Tras reunirse con funcionarios mexicanos, el enviado comercial Jamieson Greer dejó claro que el proteccionismo no es negociable; la postura ensombrece el panorama para la industria automotriz y el acero.
Lo que para México es una barrera comercial que frena el crecimiento, para la Casa Blanca es una herramienta favorita de política industrial. Tras la reciente visita a la capital mexicana de Jamieson Greer, representante comercial de Estados Unidos para el T-MEC, el mensaje que quedó sobre la mesa es tan directo como preocupante: los aranceles a productos mexicanos no se irán a ninguna parte.
De acuerdo con reportes de Reuters, la razón detrás de esta permanencia no es meramente técnica o económica, sino personal. “Los aranceles llegaron para quedarse. Al presidente le gustan”, fue la frase que circuló en las reuniones con empresarios, dejando claro que el gusto del mandatario Donald Trump por estas medidas es ahora el eje rector del comercio en Norteamérica.
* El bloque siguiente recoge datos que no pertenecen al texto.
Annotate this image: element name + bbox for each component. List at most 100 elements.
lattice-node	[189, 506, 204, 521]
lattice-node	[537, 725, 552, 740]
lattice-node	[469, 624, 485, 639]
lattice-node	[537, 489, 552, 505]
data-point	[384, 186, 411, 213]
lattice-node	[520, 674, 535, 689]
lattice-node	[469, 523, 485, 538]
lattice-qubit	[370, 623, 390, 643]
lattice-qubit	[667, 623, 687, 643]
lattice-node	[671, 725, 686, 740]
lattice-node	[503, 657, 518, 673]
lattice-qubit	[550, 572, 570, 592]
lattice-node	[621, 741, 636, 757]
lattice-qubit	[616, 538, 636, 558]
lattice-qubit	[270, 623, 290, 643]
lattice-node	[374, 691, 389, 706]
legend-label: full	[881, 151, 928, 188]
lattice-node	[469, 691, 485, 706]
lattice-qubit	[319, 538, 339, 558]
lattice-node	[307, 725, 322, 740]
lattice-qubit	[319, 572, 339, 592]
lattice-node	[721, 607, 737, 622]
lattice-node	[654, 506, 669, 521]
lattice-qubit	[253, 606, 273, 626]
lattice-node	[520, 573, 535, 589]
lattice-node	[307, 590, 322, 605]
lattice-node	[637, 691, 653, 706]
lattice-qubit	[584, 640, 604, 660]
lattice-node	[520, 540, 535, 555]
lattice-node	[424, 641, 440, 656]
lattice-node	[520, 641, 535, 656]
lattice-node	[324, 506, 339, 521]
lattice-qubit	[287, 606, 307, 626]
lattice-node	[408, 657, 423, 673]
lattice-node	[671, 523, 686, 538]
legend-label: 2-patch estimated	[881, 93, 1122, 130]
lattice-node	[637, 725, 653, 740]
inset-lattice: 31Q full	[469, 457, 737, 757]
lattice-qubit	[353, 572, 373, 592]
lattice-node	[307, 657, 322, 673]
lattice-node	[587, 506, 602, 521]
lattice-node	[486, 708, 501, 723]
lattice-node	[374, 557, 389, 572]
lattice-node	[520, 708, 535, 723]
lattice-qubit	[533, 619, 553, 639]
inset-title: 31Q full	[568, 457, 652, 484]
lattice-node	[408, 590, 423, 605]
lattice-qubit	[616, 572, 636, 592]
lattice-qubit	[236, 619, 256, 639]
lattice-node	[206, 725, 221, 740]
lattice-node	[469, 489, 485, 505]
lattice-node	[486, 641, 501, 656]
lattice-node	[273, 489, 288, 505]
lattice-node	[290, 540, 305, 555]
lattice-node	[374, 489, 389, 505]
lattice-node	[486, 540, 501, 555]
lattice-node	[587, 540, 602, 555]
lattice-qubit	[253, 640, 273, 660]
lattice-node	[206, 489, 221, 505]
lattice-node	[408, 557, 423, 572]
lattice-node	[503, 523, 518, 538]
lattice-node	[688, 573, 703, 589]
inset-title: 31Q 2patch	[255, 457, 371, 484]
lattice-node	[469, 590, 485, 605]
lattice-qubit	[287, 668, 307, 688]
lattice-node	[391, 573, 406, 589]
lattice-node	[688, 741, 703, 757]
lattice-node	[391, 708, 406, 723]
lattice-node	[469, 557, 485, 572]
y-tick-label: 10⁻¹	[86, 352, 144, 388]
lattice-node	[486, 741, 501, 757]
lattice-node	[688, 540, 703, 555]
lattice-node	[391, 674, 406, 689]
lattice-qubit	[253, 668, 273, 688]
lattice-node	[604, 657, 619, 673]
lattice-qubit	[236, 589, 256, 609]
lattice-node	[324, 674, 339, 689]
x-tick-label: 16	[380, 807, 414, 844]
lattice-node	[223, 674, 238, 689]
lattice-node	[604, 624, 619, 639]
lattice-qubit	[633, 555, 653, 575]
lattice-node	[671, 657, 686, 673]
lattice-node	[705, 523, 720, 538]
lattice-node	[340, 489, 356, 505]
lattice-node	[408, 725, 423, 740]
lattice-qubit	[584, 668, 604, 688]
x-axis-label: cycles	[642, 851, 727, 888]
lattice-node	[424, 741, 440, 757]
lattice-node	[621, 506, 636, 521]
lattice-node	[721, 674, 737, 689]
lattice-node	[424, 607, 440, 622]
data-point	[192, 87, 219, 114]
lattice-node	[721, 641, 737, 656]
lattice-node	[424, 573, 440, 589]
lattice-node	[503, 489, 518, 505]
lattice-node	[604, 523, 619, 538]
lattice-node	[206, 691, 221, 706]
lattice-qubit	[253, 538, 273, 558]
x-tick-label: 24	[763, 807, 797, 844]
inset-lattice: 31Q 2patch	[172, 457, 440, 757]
Un nuevo paradigma: Del libre comercio al proteccionismo
Esta postura marca el fin de la era del libre comercio tal como se conoció durante décadas. Washington ya no ve los aranceles como una medida de presión temporal, sino como un componente estructural. Este cambio de reglas golpea directamente la competitividad de las exportaciones mexicanas, que en sectores como el automotriz y el acerero ya enfrentan gravámenes de hasta el 25% bajo el argumento de “seguridad nacional”.
El impacto no es solo una cifra en un balance; es una realidad que se siente en las fábricas. Durante el 2025, este esquema contribuyó a la pérdida de miles de empleos en México, reflejando cómo una decisión política en Washington se traduce en incertidumbre para las familias que dependen de la manufactura nacional.

La presión sobre el T-MEC
La advertencia llega en un momento crítico: la antesala de la revisión del T-MEC. Mientras el gobierno mexicano, encabezado por la presidenta Sheinbaum y el secretario de Economía, Marcelo Ebrard, busca negociar condiciones que suavicen el impacto, el equipo de Trump parece estar cerrando las puertas a cualquier concesión.
Además de los impuestos actuales, Estados Unidos planea endurecer las reglas de origen, exigiendo que el 100% de componentes clave, como motores y software, sean producidos estrictamente en la región para evitar cobros extra. Esto reduce drásticamente el margen de maniobra de México y lo obliga a replantear su estrategia frente a un socio que ha decidido priorizar el proteccionismo sobre la integración.

Incertidumbre en el horizonte
Para los especialistas, lo más difícil de digerir es que los aranceles ya no responden necesariamente a cálculos de mercado, sino a una voluntad política que no está abierta a discusión. En este contexto, el futuro de la relación comercial más importante del mundo entra en una fase de “nuevo paradigma”, donde el diálogo convive con barreras impuestas por convicción personal desde el Despacho Oval.